Indirette riflessioni sulla critica a margine di una lettera indignata a un giornale del mattino, ovvero Nomen omen

Uno spettatore esasperato esprime un ponderato giudizio sul premio Oscar

Antefatto.

Una signora romana, Giulia Acciarito, va a vedere Nomadland. Si annoia a morte e, tra una bestemmia e l’altra, ancora indignata, lo scorso 4 maggio scrive a Francesco Merlo nella sua rubrica delle lettere su «La Repubblica», prendendosela con i critici genuflessi al premio Oscar, colpevoli di aver gridato al capolavoro e di aver tratto in inganno il pubblico, lei compresa.
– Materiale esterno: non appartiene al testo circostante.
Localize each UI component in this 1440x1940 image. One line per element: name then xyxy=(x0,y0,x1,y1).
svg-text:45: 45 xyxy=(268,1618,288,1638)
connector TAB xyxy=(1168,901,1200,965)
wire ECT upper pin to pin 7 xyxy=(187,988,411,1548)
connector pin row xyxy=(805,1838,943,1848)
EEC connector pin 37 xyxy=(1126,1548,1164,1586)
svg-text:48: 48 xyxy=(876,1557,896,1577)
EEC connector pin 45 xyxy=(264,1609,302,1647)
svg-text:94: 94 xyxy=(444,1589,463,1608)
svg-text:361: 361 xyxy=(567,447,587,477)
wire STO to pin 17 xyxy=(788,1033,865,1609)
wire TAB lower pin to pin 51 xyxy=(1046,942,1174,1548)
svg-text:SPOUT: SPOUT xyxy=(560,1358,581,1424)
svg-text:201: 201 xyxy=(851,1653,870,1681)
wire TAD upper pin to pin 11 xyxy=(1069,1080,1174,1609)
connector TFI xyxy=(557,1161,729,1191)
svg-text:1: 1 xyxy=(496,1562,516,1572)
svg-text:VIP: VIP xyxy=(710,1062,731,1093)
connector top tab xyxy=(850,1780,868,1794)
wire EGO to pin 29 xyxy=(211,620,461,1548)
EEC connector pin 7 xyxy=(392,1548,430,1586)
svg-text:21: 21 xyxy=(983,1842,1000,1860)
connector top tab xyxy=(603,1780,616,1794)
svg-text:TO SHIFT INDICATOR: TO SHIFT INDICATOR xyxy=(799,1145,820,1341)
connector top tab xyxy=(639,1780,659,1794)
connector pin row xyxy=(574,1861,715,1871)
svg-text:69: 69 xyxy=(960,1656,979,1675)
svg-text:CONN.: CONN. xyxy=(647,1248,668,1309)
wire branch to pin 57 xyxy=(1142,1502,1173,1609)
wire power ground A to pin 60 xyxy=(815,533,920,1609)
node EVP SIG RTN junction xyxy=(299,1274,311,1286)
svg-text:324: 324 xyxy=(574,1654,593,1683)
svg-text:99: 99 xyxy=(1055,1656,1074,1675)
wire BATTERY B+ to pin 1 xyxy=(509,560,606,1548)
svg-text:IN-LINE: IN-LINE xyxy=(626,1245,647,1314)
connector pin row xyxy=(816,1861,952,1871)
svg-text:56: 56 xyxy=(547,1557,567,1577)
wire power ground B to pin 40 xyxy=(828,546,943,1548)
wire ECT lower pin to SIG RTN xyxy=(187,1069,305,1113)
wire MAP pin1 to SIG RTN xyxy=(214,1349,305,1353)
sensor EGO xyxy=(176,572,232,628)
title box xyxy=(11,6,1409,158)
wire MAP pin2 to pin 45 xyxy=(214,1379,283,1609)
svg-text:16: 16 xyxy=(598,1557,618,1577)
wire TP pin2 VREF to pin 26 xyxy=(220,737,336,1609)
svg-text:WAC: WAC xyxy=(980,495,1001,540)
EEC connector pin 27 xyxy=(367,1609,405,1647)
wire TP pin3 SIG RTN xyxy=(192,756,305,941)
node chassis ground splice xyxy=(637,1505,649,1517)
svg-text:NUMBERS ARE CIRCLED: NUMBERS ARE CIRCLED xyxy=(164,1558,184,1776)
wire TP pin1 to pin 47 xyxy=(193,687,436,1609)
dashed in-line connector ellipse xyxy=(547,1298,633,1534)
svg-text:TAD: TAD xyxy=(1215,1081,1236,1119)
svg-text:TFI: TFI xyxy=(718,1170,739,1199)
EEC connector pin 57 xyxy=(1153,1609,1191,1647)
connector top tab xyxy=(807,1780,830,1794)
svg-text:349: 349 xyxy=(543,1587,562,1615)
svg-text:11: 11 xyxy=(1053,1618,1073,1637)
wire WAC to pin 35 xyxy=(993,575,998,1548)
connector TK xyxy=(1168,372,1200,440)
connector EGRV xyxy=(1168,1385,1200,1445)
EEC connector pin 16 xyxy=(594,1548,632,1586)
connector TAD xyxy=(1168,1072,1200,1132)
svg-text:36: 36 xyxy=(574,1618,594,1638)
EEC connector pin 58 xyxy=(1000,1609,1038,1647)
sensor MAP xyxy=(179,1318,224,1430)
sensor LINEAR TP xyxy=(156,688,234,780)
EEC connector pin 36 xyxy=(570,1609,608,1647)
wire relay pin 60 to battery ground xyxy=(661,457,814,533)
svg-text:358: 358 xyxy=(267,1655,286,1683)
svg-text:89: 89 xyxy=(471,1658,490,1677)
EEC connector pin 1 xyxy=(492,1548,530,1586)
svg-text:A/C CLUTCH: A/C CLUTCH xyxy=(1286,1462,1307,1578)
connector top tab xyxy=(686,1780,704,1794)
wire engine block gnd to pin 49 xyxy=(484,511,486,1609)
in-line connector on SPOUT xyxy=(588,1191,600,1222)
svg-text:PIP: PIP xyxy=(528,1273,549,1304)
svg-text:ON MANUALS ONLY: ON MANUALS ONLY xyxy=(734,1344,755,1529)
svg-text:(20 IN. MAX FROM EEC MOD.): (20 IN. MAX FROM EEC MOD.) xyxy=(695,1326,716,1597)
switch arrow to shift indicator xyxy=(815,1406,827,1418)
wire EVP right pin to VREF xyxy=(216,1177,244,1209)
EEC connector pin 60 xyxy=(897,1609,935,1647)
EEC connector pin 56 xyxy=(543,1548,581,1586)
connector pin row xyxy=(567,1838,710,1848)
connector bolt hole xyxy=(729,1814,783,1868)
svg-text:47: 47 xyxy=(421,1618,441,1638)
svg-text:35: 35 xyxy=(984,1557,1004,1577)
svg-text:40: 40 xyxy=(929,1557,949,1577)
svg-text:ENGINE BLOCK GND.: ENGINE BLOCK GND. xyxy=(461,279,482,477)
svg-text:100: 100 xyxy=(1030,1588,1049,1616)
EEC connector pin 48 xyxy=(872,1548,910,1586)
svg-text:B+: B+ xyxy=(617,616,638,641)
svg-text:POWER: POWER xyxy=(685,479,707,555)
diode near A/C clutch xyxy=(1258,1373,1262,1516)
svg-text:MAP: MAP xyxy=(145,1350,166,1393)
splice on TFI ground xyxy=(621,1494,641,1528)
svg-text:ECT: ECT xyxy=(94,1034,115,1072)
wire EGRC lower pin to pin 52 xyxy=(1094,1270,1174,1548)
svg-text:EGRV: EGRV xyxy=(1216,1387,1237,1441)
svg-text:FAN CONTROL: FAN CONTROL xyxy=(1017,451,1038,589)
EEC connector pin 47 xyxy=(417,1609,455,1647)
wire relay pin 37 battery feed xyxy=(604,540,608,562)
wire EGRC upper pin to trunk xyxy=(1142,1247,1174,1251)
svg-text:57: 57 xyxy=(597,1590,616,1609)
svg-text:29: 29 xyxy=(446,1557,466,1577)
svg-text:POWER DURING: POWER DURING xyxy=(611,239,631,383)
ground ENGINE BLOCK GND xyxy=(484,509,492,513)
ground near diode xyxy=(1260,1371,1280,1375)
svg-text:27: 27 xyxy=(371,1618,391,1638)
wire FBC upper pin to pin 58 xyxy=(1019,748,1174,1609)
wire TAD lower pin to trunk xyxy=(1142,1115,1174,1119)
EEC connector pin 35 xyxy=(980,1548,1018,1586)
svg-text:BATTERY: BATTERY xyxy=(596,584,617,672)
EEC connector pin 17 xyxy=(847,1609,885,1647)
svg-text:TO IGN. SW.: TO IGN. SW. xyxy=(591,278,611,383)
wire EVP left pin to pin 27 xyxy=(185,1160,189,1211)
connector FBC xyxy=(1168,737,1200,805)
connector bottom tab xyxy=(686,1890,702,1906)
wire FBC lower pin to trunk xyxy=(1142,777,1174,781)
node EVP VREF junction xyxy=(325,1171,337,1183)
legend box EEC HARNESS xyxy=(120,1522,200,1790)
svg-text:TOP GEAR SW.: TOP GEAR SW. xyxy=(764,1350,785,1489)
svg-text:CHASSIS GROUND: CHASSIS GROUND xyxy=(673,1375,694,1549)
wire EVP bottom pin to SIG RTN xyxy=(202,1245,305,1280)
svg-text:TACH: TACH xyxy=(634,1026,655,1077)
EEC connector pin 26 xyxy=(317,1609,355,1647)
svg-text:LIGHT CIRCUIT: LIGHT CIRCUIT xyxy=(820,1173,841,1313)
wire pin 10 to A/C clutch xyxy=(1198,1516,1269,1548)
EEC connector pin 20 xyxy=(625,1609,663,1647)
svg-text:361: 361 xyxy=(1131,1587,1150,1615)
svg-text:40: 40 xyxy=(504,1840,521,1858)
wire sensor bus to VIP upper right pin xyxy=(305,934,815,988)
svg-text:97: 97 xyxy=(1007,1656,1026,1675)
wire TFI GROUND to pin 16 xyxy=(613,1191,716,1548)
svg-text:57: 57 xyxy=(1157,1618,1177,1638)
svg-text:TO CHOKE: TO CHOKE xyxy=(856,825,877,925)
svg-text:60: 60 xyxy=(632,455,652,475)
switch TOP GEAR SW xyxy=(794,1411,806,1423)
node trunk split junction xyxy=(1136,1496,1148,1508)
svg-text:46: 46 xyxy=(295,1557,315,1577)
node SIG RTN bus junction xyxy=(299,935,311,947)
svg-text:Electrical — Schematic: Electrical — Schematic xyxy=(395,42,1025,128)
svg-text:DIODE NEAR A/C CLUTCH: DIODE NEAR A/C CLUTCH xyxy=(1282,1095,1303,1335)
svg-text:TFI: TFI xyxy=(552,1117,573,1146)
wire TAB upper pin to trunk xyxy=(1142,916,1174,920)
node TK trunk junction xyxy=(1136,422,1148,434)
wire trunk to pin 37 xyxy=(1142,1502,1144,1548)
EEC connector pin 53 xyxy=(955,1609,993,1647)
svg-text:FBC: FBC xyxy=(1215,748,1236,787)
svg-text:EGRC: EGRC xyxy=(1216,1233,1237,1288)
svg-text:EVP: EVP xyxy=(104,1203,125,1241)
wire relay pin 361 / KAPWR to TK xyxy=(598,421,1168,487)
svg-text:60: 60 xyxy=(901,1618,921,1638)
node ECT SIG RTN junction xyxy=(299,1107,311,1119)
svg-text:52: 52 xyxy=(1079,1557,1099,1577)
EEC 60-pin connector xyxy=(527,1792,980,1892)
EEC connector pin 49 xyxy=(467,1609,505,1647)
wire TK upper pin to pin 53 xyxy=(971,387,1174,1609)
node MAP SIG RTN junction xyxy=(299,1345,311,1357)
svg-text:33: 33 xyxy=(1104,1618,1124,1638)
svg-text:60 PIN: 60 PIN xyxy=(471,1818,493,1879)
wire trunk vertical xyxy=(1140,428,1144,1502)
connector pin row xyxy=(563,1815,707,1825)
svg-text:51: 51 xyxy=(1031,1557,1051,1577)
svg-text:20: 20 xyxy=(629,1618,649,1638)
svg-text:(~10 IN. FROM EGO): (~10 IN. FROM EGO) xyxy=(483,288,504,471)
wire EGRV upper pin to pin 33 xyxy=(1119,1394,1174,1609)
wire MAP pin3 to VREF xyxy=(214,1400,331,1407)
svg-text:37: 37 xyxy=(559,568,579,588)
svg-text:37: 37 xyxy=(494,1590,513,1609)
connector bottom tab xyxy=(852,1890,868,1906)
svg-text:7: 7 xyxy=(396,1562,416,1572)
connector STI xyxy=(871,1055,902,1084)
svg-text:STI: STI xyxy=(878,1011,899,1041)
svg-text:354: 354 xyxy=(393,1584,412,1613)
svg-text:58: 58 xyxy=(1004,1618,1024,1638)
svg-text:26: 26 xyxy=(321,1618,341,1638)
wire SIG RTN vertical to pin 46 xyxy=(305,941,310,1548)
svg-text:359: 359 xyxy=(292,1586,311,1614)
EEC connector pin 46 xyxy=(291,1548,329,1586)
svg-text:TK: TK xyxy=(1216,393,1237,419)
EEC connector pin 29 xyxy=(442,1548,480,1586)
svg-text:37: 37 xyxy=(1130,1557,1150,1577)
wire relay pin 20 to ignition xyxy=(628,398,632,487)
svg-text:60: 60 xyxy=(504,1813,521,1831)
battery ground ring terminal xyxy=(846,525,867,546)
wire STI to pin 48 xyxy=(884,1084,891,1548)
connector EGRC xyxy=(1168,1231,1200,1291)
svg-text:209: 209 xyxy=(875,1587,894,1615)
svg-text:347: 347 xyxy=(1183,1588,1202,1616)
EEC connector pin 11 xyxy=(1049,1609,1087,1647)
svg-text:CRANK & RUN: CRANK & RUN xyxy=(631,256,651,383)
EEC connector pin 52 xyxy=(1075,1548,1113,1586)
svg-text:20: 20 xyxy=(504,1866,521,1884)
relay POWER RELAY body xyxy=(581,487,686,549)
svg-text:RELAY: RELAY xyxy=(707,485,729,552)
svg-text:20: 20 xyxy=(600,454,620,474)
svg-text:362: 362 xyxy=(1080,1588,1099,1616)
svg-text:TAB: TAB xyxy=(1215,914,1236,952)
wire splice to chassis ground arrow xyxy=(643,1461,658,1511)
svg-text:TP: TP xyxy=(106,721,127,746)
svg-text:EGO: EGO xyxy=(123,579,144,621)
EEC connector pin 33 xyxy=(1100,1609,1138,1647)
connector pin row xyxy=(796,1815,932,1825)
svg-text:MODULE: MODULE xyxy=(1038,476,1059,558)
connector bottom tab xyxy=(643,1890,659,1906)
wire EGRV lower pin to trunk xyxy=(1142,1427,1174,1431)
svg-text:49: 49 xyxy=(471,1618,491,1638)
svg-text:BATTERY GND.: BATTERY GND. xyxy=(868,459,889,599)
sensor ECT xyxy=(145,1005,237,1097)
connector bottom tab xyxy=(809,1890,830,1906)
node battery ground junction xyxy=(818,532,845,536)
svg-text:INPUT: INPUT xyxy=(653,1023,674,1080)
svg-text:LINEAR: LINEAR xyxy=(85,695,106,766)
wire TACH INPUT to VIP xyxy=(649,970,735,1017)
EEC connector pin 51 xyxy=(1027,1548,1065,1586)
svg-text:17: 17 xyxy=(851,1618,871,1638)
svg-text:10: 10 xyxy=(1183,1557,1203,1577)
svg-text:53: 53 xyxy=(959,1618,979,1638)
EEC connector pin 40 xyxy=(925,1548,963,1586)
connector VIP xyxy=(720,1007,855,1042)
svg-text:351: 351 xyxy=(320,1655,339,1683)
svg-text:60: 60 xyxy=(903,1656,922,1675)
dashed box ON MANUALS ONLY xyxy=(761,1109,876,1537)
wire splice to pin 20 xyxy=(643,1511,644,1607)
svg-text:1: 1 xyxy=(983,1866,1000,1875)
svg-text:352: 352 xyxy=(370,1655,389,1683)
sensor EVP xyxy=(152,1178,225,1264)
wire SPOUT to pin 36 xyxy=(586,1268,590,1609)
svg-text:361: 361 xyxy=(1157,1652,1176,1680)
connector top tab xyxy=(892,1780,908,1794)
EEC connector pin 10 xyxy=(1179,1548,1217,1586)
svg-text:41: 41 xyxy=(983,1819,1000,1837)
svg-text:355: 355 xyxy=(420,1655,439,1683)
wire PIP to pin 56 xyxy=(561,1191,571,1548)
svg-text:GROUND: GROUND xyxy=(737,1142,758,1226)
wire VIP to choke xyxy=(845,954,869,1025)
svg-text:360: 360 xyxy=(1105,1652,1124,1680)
Un po’ come il professor Guidobaldo Maria Riccardelli con La corazzata Potëmkin, spacciata per vetta inarrivabile mentre trattavasi, come si sa, di cagata pazzesca (al cui smascheramento seguirono 92 minuti ininterrotti di applausi). Inquietante la risposta di Merlo, perlomeno riferita a una supposta solidarietà di categoria: «Meglio non si poteva dire. La sua lettera è una lezione ai “critici” che hanno ormai una soggezione imbarazzante nei confronti di Oscar, Nastri, Leoni e Papere d’argento. Brava e grazie». Tié. Acchiàppate ‘sta supposta.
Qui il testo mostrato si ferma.